Same warehouse, sharper math, a total you can defend. FactorPrism complements Cortex; it doesn't replace it.

Honest Answers

Doesn't Cortex TOP_INSIGHTS already do this — why would I add another tool?

TOP_INSIGHTS is excellent at surfacing interesting segments to investigate. It isn't designed to produce an exact decomposition that reconciles to the total or to attribute down to factor intersections. FactorPrism does exactly that, in the same warehouse. Most teams use Cortex to find where to look and FactorPrism to produce the answer they present.

Does my data leave Snowflake to use FactorPrism?

No. FactorPrism runs as a Snowflake Native App: your data never leaves your Snowflake account. You grant read-only (SELECT-only) access to a single table or view, and the entire analysis — aggregation and the AI-written narrative (via Snowflake Cortex) — executes inside your account, on your warehouse, under your existing Snowflake roles and governance.

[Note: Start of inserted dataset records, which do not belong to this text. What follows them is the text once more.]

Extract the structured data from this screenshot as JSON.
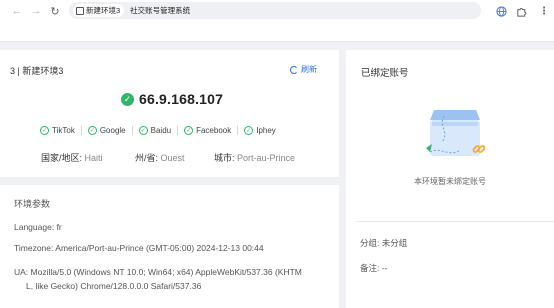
{
  "browser": {
    "tab_title": "新建环境3",
    "url_text": "社交账号管理系统",
    "accent_color": "#2f6fe0"
  },
  "env_card": {
    "title": "3 | 新建环境3",
    "refresh_label": "刷新",
    "ip": "66.9.168.107",
    "sites": [
      "TikTok",
      "Google",
      "Baidu",
      "Facebook",
      "Iphey"
    ],
    "country_label": "国家/地区:",
    "country_value": "Haiti",
    "state_label": "州/省:",
    "state_value": "Ouest",
    "city_label": "城市:",
    "city_value": "Port-au-Prince",
    "status_color": "#35b36b"
  },
  "params": {
    "heading": "环境参数",
    "language_label": "Language:",
    "language_value": "fr",
    "timezone_label": "Timezone:",
    "timezone_value": "America/Port-au-Prince (GMT-05:00) 2024-12-13 00:44",
    "ua_label": "UA:",
    "ua_value_line1": "Mozilla/5.0 (Windows NT 10.0; Win64; x64) AppleWebKit/537.36 (KHTM",
    "ua_value_line2": "L, like Gecko) Chrome/128.0.0.0 Safari/537.36"
  },
  "bound_accounts": {
    "title": "已绑定账号",
    "empty_text": "本环境暂未绑定账号",
    "group_label": "分组:",
    "group_value": "未分组",
    "note_label": "备注:",
    "note_value": "--"
  },
  "icons": [
    "back-arrow-icon",
    "forward-arrow-icon",
    "reload-icon",
    "tab-page-icon",
    "globe-icon",
    "extension-icon",
    "more-menu-icon",
    "refresh-icon",
    "check-circle-icon",
    "link-icon"
  ]
}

What does "reconciled to the total" actually mean?

Every factor's contribution — including intersections like EMEA × Enterprise × Paid-Search — sums exactly to the observed change, with zero unexplained residual and no balancing plug. Small drivers beyond the top ones are grouped into a labeled "Other smaller factors" rollup — itself a sum of real attributed drivers, not a fudge factor.

Is this just AI guessing at drivers?

No. The decomposition is a math result (a log-mean/Divisia decomposition) that adds up to the total exactly. AI assists the experience and writes the narration, but the answer is an exact, reconciled attribution — not a generated guess.